We're All Gamers Now
The Gaming of Business and Life
by Samuel Greengard
It's nearly impossible to navigate a day without bumping headfirst into some type of game. Whether you're clicking through Farmville or Mafia Wars online or racking up airline miles or credit card points in the physical world, the reality is that we're playing games every day. In many instances, we just don't realize it.
Jesse Schell, a professor at Carnegie Mellon University and a video game designer, believes that real-life games will increasingly be stacked on top of reality. It's an intriguing concept that spins a tight orbit around business and IT.
Schell believes that everything from Weight Watchers to Fantasy Football could be designed around rewards built into games.
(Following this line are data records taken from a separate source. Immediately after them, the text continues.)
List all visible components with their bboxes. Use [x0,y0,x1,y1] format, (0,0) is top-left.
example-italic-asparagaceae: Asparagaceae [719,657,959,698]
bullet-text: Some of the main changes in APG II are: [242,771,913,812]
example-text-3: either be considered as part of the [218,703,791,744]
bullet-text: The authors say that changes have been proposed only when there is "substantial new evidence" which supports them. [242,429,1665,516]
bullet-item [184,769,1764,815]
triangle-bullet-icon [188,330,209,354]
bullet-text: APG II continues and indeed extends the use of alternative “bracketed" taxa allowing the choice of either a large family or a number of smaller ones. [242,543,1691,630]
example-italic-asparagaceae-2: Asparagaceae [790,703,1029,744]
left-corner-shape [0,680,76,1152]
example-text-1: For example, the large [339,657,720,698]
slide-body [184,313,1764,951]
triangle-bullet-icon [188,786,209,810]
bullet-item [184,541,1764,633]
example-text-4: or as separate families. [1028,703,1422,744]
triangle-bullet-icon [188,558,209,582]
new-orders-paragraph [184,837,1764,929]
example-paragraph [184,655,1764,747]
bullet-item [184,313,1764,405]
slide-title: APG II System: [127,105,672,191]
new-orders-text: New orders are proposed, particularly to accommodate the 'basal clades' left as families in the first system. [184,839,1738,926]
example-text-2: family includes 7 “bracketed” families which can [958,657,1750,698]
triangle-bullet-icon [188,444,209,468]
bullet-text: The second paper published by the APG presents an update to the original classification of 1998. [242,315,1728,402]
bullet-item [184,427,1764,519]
Already, the Ford Fusion features a virtual tree. The more economical your driving, the more the tree grows. This game influences the way people drive.
Schell points out that sensors have become so inexpensive that they will soon be embedded in everything from shoes to cereal boxes. Add W-Fi connectivity and you wind up with a lifestyle network. Within this scenario, when you brush your teeth or munch a granola bar, you receive credits from the manufacturer. These might lead to discounts or rewards later on. When you take public transportation or ride a bicycle to work, you receive a tax break.
Shopping? Points. Travel? Points. Fitness? Points.
You get the idea. We all respond to rewards. Young people, weaned on the Xbox and World of Warcraft, have already been conditioned to earn rewards from games. Fast Company notes that 35 percent of C-suite execs also play video games. And a growing number of companies, including Google and Microsoft, are turning to games to improve internal processes and amp up training.
Look for the trend to grow. A Facebook game called HealthSeeker, offered by the Diabetes Hands Foundation, rewards players for healthy behavior. Another game, ZamZee, encourages kids to adopt a healthy lifestyle through exercise. It uses an activity monitor that connects to a Website and offers points for rewards.
Mobile platforms are also attracting attention. For example, a mobile-commerce system called Scvngr is now offering badges and rewards for using and sharing information about various products. Coca Cola and 7-Eleven are among the companies participating.
Expect these emerging games to transform work, education and commerce in the years ahead. Expect games to become serious business.